La pasqua ebraica si può definire di passione, in quanto essa rievocava l’uscita degli Ebrei dall’Egitto: si mangiava l’agnello condito con erbe amare in ricordo delle sofferenze; il pane era azzimo cioè non lievitato poiché non c’era da perdere.

Il nostro “stazzo” si svolgeva secondi riti che si richiamano a quelli ebraici, forse perché da noi la presenza del quartiere della Giudea testimonia la presenza degli ebrei a Fondi fin dai primi secoli dopo Cristo, e quindi la loro integrazione nel nostro tessuto sociale fu incisiva e duratura. Solo così possiamo spiegarci la vivace attesa, soprattutto da parte dei ragazzi, del giorno dello “Stazzo”.

Quest’attesa era più intensa di quella del Natale perché essa era di preparazione ad attività libere ed eccitanti che la primavera prometteva: nuovi incontri, nuove imprese. “Natale con i tuoi e pasqua con chi vuoi”.

Per tempo si sceglieva il luogo in cui “accamparsi”; esso veniva concordato coi partenti e gli amici.
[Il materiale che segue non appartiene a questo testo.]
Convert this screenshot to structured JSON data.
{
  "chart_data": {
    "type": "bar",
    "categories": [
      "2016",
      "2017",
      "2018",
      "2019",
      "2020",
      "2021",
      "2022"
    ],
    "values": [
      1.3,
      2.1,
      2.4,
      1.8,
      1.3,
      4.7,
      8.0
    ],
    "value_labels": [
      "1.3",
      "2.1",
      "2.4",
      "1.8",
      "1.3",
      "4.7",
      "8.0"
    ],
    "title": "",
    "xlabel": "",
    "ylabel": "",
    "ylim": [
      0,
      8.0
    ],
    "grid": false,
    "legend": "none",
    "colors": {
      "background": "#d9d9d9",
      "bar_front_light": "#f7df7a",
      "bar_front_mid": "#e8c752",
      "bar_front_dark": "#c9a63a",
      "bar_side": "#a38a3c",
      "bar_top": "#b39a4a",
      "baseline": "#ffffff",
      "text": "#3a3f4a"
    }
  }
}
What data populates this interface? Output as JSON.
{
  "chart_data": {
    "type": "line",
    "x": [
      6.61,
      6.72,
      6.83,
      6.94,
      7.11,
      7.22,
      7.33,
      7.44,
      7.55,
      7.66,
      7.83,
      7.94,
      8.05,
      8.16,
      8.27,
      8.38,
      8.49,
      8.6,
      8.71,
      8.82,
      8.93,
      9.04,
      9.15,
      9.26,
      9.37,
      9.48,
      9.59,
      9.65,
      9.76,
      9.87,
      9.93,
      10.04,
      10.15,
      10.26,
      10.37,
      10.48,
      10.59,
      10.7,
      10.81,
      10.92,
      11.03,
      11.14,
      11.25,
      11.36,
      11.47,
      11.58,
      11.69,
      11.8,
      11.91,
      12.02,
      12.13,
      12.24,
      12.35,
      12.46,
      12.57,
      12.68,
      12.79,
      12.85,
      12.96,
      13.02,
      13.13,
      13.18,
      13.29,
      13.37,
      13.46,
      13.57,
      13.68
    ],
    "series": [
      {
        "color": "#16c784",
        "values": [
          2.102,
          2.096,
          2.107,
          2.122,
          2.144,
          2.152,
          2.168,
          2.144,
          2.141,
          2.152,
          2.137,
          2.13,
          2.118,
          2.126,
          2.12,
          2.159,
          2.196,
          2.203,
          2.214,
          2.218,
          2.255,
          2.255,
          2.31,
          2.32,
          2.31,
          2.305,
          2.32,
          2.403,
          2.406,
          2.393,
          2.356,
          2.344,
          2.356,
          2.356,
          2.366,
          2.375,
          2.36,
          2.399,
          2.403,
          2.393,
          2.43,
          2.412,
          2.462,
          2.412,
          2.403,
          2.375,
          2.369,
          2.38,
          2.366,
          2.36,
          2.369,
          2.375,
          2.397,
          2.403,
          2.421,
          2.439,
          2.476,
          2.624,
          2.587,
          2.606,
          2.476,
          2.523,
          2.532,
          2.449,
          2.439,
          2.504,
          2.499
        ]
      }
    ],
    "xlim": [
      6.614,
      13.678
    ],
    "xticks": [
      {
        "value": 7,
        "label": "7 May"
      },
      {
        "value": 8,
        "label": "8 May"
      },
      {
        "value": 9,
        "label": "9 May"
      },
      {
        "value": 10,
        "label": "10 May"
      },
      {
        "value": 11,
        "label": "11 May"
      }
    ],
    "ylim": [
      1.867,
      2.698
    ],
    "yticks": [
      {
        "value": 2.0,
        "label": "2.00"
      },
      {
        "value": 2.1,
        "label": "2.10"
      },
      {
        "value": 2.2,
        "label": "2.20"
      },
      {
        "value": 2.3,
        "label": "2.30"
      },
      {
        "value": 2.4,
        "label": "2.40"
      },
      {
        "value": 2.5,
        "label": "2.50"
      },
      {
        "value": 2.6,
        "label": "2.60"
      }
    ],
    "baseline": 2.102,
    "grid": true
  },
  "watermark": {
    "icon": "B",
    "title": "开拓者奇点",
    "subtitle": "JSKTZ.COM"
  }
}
Si preparavano cibi vari ed abbondanti: dal capretto al forno (evento raro specie per i pellegrini più modesti), ai dolci confezionati, secondo l’età dei destinatari: il “tortano” per gli adulti; “iu panarej” per i ragazzi; la “pupa” con un uovo sodo al centro per le ragazze; “iu carusej” per i bambini e infine la “chiavetta” per i giovani fidanzati.

Il pranzo era costituito di carni, salsicce, frittate, il tutto innaffiato da un buon vino di “cioppa” (genuino e di colore rosso, alquanto robusto). Non mancava la pizza “iajma” cioè azzima. Fino a qualche generazione fa alla Giudea c’era un forno che ancora cuoceva pane azzimo.

Lo stazzo era dunque una festa di primavera: quando la Pasqua veniva alta, cioè oltre la metà di aprile, i giovanotti “stazziavano” sulla spiaggia, i più coraggiosi si tuffavano in mare inaugurando così la stagione balneare.

Lungo il pellegrinaggio i gruppi si incontravano e facevano qualche tratto insieme, salutandosi con spontanea gioia, facendo amicizia e anche qualche “conoscenza” tra i giovani. Si rientrava prima del tramonto sazi, stanchi e felici.

Ora tutto questo non c’è più; dello “stazzo” di una volta oggi rimane solo il senso dispregiativo del termine passato dai residui alimentari che i cani randagi ripulivano durante la notte, alla spazzatura dei picnic propria del consumismo.